附加说明语法语法的数值 (Efficient Enumeration Algorithms for Annotated Grammars)

from arxiv, 54 pages. Full version with proofs of the article to appear at PODS'22. Except formatting and minor differences, this article contains all the contents of the PODS'22 article, plus the technical appendices

We introduce annotated grammars, an extension of context-free grammars which allows annotations on terminals. Our model extends the standard notion of regular spanners, and is more expressive than the extraction grammars recently introduced by Peterfreund. We study the enumeration problem for annotated grammars: fixing a grammar, and given a string as input, enumerate all annotations of the string that form a word derivable from the grammar. Our first result is an algorithm for unambiguous annotated grammars, which preprocesses the input string in cubic time and enumerates all annotations with output-linear delay. This improves over Peterfreund's result, which needs quintic time preprocessing to achieve this delay bound. We then study how we can reduce the preprocessing time while keeping the same delay bound, by making additional assumptions on the grammar. Specifically, we present a class of grammars which only have one derivation shape for all outputs, for which we can enumerate with quadratic time preprocessing. We also give classes that generalize regular spanners for which linear time preprocessing suffices.

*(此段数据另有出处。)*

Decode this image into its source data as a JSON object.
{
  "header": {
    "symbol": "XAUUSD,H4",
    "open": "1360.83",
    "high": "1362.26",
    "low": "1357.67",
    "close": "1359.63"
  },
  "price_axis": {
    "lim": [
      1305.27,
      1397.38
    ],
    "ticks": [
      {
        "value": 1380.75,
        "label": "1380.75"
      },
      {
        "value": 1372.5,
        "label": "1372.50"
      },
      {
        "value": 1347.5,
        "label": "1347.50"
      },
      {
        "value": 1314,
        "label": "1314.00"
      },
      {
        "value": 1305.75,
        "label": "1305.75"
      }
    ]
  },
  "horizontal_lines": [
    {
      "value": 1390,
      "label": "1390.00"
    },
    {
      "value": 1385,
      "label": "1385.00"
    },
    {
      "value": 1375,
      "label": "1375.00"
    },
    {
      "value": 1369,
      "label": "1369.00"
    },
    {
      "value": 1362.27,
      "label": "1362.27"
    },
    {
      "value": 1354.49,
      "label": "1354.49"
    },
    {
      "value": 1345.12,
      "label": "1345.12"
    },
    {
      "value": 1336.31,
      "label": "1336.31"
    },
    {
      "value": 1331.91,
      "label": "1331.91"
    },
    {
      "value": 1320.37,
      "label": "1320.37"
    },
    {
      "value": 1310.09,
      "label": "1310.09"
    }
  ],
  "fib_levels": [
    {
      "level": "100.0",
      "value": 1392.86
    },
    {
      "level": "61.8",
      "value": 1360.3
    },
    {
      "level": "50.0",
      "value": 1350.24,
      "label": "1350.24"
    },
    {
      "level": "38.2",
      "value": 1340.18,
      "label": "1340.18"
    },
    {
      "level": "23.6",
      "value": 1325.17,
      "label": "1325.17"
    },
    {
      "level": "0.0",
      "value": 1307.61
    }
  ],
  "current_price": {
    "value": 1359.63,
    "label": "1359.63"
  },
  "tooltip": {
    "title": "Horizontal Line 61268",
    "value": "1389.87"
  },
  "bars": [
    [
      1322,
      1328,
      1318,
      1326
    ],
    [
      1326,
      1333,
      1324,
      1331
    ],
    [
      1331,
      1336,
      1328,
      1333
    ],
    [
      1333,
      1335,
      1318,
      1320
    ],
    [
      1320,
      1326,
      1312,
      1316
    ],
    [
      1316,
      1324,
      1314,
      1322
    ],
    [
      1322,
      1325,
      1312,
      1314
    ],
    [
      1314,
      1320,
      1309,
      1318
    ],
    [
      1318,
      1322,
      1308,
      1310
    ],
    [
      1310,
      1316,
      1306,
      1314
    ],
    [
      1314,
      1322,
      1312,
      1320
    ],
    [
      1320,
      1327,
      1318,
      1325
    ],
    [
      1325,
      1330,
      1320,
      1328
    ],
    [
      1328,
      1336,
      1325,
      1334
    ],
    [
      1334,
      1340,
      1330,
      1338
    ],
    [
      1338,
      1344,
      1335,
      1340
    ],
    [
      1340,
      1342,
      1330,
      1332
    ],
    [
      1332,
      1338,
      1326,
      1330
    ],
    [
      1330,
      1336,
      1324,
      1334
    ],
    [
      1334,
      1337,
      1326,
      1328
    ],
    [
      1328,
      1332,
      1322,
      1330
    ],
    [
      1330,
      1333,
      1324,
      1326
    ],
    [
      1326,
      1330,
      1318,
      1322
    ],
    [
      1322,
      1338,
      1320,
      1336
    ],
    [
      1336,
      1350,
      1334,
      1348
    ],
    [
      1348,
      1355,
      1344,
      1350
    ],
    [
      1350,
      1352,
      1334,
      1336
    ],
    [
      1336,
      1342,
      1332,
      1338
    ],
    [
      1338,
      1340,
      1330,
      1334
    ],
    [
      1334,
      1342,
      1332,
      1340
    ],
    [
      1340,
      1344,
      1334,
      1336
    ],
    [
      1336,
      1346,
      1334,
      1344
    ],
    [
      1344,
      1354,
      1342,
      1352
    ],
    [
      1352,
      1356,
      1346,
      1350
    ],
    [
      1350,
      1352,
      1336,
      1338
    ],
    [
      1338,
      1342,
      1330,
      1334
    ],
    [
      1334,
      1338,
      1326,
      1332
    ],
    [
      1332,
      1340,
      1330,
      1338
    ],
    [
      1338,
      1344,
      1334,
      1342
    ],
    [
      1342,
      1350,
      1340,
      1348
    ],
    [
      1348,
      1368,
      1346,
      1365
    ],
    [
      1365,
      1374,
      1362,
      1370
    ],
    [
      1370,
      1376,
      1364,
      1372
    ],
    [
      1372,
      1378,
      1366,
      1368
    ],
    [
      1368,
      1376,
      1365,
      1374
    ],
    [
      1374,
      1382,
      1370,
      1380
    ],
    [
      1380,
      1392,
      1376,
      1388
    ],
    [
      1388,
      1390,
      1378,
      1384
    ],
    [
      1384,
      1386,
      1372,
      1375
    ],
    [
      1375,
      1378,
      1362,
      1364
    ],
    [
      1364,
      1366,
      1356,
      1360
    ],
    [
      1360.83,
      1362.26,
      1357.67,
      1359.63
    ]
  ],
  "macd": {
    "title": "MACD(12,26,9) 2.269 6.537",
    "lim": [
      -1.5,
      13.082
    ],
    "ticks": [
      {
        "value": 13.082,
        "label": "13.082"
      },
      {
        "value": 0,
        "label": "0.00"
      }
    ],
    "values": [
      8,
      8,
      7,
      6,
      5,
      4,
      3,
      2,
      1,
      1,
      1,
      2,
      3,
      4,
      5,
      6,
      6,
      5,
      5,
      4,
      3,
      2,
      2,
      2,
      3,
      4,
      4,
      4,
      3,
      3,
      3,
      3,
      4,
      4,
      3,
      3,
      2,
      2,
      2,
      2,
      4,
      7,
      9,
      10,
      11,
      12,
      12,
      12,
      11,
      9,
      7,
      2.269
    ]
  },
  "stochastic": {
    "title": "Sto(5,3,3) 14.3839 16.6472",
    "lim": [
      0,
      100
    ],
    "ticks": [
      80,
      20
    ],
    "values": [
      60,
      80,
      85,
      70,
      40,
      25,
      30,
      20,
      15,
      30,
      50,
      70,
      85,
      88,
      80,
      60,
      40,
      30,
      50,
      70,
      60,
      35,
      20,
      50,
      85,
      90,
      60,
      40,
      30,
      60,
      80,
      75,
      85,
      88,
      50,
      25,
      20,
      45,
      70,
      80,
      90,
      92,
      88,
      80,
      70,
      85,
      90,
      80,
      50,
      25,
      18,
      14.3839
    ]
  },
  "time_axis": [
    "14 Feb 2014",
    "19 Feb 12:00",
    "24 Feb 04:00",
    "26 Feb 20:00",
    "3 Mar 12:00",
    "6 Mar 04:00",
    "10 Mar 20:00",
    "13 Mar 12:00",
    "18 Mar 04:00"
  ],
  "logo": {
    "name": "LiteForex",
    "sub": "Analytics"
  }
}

翻译：我们引入了附加说明的语法, 这是一种无上下文语法的延伸, 允许对终端进行批注。我们的模型扩展了正常的射手的标准概念, 并且比Peterfreund最近推出的提取语法更能表达。我们研究了附加说明的语法的查点问题: 修补语法, 并给出一个字符串作为输入, 列举了从语法中产生一个单词的字符串的所有插图。我们的第一个结果是一个清晰的语法的算法, 它预处理立方时输入的输入字符串, 并用输出线延迟来罗列所有注释。这比Peterfreund 的结果要好得多, 而这需要 Quintict 时间预处理才能完成这一延迟约束。然后我们研究如何减少预处理时间, 同时保持相同的延迟, 在语法上附加假设。具体地说, 我们展示了一种语法的类语法, 它只有一种引出所有输出的形状, 我们可以用二次时间预处理来计算。我们还给一些班, 将常规的频波作概括, 直线前处理足够的时间。